= Dinwiddie Colored Quartet =

The Dinwiddie Colored Quartet, also known as the Dinwiddie Quartet or Dinwiddie Quartette, were a black vocal quartet in the United States.

The group was founded in 1898 as a jubilee quartet, under the name the Dinwiddie Quartet, to benefit the Dinwiddie Normal and Industrial School of Dinwiddie County, Virginia. Around 1902, they became independent of the school, and were touring as part of a vaudeville revue.

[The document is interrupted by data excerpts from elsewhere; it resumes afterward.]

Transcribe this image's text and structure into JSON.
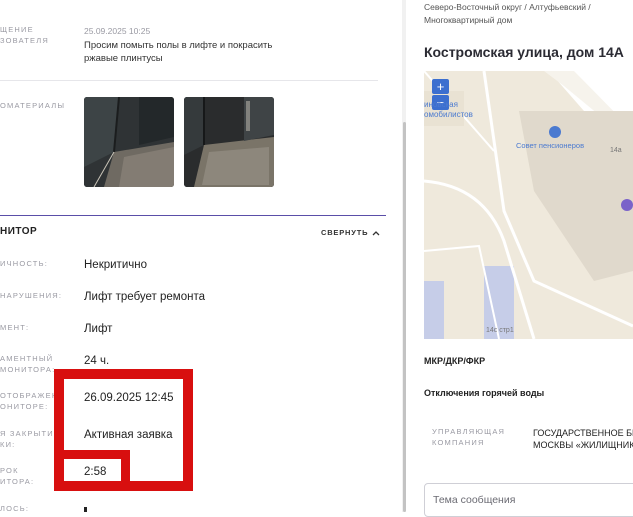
{
  "left": {
    "author": {
      "label_line1": "ЩЕНИЕ",
      "label_line2": "ЗОВАТЕЛЯ",
      "date": "25.09.2025 10:25",
      "text_line1": "Просим помыть полы в лифте и покрасить",
      "text_line2": "ржавые плинтусы"
    },
    "photos_label": "ОМАТЕРИАЛЫ",
    "monitor": {
      "title": "НИТОР",
      "collapse_label": "СВЕРНУТЬ",
      "rows": [
        {
          "label_line1": "ИЧНОСТЬ:",
          "label_line2": "",
          "value": "Некритично"
        },
        {
          "label_line1": "НАРУШЕНИЯ:",
          "label_line2": "",
          "value": "Лифт требует ремонта"
        },
        {
          "label_line1": "МЕНТ:",
          "label_line2": "",
          "value": "Лифт"
        },
        {
          "label_line1": "АМЕНТНЫЙ",
          "label_line2": "МОНИТОРА:",
          "value": "24 ч."
        },
        {
          "label_line1": "ОТОБРАЖЕН",
          "label_line2": "ОНИТОРЕ:",
          "value": "26.09.2025 12:45"
        },
        {
          "label_line1": "Я ЗАКРЫТИЯ",
          "label_line2": "КИ:",
          "value": "Активная заявка"
        },
        {
          "label_line1": "РОК",
          "label_line2": "ИТОРА:",
          "value": "2:58"
        },
        {
          "label_line1": "ЛОСЬ:",
          "label_line2": "",
          "value": ""
        }
      ]
    }
  },
  "right": {
    "breadcrumb_line1": "Северо-Восточный округ / Алтуфьевский /",
    "breadcrumb_line2": "Многоквартирный дом",
    "address_title": "Костромская улица, дом 14А",
    "map": {
      "label_school_line1": "иновская",
      "label_school_line2": "омобилистов",
      "poi": "Совет пенсионеров",
      "building_14a": "14а",
      "building_14c": "14с стр1",
      "zoom_in": "+",
      "zoom_out": "−"
    },
    "program_label": "МКР/ДКР/ФКР",
    "hot_water_label": "Отключения горячей воды",
    "company_label_line1": "УПРАВЛЯЮЩАЯ",
    "company_label_line2": "КОМПАНИЯ",
    "company_value_line1": "ГОСУДАРСТВЕННОЕ БК",
    "company_value_line2": "МОСКВЫ «ЖИЛИЩНИК",
    "message_placeholder": "Тема сообщения"
  },
  "colors": {
    "accent_divider": "#5a4ea8",
    "highlight_red": "#d80f0f",
    "map_button": "#3c6fcf",
    "poi_blue": "#4b7ad0",
    "marker_purple": "#7b63c9"
  }
}
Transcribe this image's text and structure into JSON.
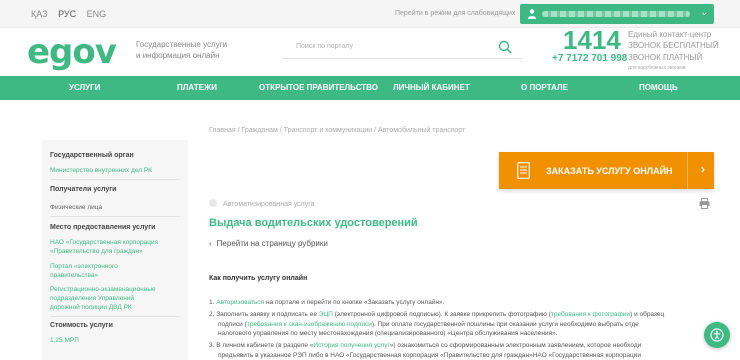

In October 1902, they recorded six sides for the Victor Talking Machine Company, under the name of The Dinwiddie Colored Quartet. Recorded in separate sessions on 29 and 31 October, the songs selected were "Down On The Old Camp Ground", "Poor Mourner", "Gabriel's Trumpet", "My Way Is Cloudy", "We'll Anchor Bye-And-Bye", and "Steal Away".

The group is believed to have disbanded in 1904.

== Legacy ==
The Dinwiddie Quartet is believed to be the first black vocal quartet to record on disc. Some scholars incorrectly believed the Dinwiddie Quartet recordings to be the earliest surviving black vocal group recordings of any kind, but prior recordings had been made on wax cylinder by the Unique Quartette, a decade earlier.

All six tracks recorded for Victor survive to the present day. Scholars regard these recordings, especially "Down On The Old Camp Ground", as key documents in the recorded history of black jubilee music.